Souvent je me surpris, dans la solitude, tâtant le pouls, pour ainsi dire, à ma volonté, et si dans ces moments il m’arrivait de la trouver à un certain degré de puissance, alors… j’ai honte à vous le dire, je me levais, je pliais le bras gauche, étendais le droit et je manœuvrais dans le vide. Un violon ! mais mon amour, mon bonheur, ma vengeance, ma vie tout entière était désormais passée dans le violon ; il était devenu le mobile de mes espérances et de mes craintes. Aussi j’avais pour lui ce sentiment d’éloignement superstitieux que les nègres de Guinée ont pour leur fétiche : le son m’en faisait dresser les cheveux ; la vue seule de l’instrument, déposé dans sa boîte, me donnait le vertige ; ses hanches arrondies, ses baies ricaneuses, son sternum cambré m’émouvaient plus vivement que n’eût fait la Vénus de Milo posant vivante et nue devant moi.
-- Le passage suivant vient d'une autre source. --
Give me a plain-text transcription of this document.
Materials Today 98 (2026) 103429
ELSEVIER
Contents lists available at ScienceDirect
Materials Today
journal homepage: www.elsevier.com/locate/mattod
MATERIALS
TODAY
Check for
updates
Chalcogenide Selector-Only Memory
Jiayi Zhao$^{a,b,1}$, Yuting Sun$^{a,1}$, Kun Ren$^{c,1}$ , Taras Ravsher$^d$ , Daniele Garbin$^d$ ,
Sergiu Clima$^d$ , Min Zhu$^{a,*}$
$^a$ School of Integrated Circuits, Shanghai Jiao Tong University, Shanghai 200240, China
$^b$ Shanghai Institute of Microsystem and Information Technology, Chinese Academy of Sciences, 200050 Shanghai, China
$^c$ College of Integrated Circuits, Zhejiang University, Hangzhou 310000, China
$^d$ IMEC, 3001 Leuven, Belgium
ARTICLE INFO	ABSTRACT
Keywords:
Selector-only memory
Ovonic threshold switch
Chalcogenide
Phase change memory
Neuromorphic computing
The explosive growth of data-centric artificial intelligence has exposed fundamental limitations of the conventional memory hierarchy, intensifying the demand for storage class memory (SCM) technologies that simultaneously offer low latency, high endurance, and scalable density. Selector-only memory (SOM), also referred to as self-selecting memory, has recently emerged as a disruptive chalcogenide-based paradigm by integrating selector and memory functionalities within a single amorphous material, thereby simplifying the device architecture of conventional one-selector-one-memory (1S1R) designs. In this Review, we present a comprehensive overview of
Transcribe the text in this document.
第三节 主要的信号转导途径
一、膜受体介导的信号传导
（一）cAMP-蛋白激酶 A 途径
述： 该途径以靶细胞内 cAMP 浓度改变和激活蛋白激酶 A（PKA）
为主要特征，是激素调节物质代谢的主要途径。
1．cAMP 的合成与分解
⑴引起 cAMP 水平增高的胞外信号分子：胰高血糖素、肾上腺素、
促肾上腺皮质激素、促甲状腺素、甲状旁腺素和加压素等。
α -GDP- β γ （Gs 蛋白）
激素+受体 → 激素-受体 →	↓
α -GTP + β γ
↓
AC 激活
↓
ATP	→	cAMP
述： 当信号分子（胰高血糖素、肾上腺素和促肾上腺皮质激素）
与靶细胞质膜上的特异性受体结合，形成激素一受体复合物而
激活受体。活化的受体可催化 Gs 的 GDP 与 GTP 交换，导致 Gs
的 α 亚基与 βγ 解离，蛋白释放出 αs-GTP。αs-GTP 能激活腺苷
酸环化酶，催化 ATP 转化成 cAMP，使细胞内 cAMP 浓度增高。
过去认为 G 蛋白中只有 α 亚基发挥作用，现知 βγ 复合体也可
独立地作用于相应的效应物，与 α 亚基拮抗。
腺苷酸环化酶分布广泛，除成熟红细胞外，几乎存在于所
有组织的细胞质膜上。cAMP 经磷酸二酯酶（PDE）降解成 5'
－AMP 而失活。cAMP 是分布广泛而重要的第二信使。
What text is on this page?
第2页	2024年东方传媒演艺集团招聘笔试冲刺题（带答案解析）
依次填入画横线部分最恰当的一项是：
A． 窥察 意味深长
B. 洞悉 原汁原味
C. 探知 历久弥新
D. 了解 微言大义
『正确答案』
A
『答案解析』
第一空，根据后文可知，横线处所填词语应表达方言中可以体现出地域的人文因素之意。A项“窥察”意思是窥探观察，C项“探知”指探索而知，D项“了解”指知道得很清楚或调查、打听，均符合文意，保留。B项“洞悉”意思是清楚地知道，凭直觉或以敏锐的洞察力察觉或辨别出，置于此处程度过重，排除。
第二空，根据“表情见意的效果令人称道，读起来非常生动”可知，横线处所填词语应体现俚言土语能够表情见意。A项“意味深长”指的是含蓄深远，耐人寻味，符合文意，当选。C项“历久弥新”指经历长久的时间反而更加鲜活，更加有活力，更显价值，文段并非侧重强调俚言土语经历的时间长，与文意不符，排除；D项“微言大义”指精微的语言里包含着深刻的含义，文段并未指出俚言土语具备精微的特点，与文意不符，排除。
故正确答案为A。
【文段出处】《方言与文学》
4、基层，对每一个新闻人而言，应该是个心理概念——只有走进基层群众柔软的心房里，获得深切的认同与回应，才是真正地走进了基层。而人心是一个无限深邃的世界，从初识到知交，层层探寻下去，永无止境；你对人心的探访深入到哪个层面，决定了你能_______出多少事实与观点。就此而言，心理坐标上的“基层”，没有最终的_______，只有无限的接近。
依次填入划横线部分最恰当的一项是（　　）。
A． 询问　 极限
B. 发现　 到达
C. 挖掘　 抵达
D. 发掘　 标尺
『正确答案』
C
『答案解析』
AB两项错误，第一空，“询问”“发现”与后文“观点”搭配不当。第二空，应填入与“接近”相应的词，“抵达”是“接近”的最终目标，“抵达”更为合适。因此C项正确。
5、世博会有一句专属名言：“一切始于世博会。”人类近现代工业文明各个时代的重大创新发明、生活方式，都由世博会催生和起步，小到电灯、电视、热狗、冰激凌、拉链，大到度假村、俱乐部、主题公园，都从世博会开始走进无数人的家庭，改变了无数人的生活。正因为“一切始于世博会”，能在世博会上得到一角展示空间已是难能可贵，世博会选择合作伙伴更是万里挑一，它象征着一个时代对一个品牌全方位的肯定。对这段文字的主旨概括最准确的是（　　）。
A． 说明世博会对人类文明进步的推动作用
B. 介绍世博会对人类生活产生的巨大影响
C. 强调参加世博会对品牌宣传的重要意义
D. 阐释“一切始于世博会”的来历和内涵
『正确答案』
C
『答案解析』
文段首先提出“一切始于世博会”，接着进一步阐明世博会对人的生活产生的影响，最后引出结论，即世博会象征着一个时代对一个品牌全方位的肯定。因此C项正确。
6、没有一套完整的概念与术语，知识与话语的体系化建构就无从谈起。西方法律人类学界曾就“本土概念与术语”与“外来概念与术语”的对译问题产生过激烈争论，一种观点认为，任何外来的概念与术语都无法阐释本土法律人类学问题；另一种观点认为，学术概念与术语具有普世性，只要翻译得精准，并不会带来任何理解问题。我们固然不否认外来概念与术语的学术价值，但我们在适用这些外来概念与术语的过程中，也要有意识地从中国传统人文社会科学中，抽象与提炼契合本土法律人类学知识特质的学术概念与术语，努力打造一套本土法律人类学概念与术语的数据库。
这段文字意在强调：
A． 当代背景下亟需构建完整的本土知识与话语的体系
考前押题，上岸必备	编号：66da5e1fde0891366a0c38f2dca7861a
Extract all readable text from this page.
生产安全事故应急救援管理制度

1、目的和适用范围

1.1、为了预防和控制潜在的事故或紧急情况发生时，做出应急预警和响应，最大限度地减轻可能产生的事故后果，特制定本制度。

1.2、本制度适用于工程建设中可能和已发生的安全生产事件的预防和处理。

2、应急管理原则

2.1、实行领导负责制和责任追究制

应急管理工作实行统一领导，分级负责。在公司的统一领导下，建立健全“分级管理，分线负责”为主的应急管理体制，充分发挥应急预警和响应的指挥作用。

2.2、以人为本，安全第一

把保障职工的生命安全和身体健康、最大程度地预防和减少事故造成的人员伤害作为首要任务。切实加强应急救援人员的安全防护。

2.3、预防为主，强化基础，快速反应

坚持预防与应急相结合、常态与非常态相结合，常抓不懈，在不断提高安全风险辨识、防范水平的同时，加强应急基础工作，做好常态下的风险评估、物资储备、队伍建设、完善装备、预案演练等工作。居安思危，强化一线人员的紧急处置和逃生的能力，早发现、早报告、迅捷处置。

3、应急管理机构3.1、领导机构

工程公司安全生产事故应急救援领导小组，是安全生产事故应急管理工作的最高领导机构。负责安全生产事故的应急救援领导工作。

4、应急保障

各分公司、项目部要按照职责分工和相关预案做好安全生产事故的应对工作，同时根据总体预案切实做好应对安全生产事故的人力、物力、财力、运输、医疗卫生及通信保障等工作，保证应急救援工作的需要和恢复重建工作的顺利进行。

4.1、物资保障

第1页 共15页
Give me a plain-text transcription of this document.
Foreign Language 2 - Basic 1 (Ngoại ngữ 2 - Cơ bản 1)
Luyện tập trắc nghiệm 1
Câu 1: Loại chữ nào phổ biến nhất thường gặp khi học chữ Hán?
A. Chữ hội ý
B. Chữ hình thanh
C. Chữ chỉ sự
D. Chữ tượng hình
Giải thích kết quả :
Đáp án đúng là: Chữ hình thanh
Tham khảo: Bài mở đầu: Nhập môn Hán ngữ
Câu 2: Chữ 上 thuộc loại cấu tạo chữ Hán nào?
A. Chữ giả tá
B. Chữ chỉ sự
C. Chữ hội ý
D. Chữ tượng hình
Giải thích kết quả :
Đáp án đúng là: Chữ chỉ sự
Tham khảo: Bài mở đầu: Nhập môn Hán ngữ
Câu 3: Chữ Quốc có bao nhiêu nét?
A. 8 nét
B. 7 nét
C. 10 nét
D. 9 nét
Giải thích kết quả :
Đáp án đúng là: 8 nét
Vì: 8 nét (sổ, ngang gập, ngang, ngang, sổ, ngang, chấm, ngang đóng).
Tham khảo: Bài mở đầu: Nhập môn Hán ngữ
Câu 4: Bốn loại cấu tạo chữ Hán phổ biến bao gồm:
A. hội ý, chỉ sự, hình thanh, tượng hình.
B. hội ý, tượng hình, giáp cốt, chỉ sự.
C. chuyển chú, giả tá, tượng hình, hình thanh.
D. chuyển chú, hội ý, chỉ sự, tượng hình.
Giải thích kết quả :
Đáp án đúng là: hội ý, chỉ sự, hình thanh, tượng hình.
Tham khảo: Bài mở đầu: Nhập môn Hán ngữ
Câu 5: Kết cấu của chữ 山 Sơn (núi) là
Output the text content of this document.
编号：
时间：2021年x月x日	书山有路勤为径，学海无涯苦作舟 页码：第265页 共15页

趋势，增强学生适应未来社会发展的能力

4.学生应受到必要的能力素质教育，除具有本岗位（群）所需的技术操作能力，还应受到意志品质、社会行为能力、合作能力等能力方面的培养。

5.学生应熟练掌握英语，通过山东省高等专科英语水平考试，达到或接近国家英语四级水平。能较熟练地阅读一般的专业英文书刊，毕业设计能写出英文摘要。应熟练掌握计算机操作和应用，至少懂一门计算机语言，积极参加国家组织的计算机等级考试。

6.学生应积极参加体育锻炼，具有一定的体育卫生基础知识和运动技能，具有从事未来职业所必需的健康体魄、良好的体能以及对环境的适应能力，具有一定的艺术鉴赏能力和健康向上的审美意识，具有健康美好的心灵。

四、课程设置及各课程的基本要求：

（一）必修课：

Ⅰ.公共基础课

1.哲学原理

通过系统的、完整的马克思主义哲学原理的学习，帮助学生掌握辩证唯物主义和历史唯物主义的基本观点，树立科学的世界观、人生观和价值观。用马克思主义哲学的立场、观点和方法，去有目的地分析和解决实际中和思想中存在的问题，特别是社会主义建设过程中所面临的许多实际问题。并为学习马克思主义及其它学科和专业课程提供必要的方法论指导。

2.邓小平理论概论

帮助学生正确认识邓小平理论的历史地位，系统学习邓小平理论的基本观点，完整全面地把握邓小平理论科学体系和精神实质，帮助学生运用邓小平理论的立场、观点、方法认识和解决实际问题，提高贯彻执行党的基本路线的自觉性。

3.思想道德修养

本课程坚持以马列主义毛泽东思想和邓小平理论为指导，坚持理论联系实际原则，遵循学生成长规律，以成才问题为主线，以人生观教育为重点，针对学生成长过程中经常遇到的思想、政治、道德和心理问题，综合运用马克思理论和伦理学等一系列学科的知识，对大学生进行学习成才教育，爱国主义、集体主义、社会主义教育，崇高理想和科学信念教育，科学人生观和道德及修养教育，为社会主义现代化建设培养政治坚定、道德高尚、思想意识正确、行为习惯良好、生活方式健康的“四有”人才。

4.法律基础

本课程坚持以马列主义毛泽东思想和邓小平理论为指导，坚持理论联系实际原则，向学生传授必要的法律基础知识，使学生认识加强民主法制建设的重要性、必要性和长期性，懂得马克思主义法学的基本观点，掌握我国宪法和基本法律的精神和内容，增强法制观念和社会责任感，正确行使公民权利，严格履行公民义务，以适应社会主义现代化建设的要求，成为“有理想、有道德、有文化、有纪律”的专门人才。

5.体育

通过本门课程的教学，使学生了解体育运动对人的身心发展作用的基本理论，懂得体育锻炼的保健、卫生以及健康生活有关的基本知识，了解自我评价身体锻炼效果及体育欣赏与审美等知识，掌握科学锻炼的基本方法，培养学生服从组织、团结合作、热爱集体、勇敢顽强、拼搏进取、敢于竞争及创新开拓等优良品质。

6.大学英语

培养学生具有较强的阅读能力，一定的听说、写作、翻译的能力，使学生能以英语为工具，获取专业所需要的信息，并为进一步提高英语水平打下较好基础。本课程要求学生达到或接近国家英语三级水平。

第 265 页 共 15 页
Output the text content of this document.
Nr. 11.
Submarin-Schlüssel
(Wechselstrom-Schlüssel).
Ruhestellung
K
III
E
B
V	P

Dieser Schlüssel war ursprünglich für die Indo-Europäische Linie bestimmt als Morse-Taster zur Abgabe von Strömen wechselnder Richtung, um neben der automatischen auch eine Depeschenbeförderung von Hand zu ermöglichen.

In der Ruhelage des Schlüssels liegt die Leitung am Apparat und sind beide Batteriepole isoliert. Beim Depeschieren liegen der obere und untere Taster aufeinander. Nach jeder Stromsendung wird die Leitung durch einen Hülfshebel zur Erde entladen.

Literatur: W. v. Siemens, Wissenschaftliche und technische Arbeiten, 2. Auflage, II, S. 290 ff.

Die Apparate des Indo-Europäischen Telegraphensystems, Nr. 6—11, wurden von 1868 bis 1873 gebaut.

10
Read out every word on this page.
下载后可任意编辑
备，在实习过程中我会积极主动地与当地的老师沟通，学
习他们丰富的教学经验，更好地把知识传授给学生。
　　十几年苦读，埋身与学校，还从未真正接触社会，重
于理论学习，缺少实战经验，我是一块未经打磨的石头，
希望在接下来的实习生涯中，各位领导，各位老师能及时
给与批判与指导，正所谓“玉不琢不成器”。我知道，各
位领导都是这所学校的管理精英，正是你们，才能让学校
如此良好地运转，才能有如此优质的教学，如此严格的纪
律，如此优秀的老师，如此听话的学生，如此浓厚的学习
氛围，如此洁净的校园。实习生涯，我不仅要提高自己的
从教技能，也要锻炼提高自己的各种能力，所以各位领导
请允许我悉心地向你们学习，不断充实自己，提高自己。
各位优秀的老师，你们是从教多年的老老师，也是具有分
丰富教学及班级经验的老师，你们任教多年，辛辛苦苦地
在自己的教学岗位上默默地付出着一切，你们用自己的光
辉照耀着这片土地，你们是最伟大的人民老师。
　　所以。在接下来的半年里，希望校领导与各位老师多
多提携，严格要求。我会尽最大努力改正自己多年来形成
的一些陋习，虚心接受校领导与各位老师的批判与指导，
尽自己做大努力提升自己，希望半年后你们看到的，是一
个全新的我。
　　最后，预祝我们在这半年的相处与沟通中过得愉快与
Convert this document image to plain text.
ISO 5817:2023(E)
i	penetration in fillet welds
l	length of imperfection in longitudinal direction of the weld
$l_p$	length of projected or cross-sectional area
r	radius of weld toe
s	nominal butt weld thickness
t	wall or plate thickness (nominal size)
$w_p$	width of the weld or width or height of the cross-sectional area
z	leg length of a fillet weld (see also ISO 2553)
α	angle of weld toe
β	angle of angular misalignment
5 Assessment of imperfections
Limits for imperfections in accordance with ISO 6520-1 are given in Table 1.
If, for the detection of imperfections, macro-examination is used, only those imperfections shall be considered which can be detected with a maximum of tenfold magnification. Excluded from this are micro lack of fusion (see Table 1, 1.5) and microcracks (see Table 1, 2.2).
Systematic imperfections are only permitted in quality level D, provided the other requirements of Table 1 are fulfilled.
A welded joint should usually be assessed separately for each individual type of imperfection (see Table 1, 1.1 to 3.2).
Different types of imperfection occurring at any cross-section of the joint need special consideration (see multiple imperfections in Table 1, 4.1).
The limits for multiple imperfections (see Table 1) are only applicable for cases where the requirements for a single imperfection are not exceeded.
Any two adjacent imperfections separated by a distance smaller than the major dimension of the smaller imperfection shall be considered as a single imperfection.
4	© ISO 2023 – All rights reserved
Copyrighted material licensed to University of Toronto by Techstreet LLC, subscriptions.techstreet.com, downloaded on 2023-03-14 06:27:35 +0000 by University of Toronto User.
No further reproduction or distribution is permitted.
D’autre part la baronne, de plus en plus affolée de son pianiste, me traitait chaque jour plus mal.

Et, comme de raison, je l’aimais chaque jour davantage.

Un jour, je reçus un billet d’invitation pour une soirée prochaine. Comme j’avais quelque motif de supposer que Lydie s’y trouverait, je résolus de m’y rendre.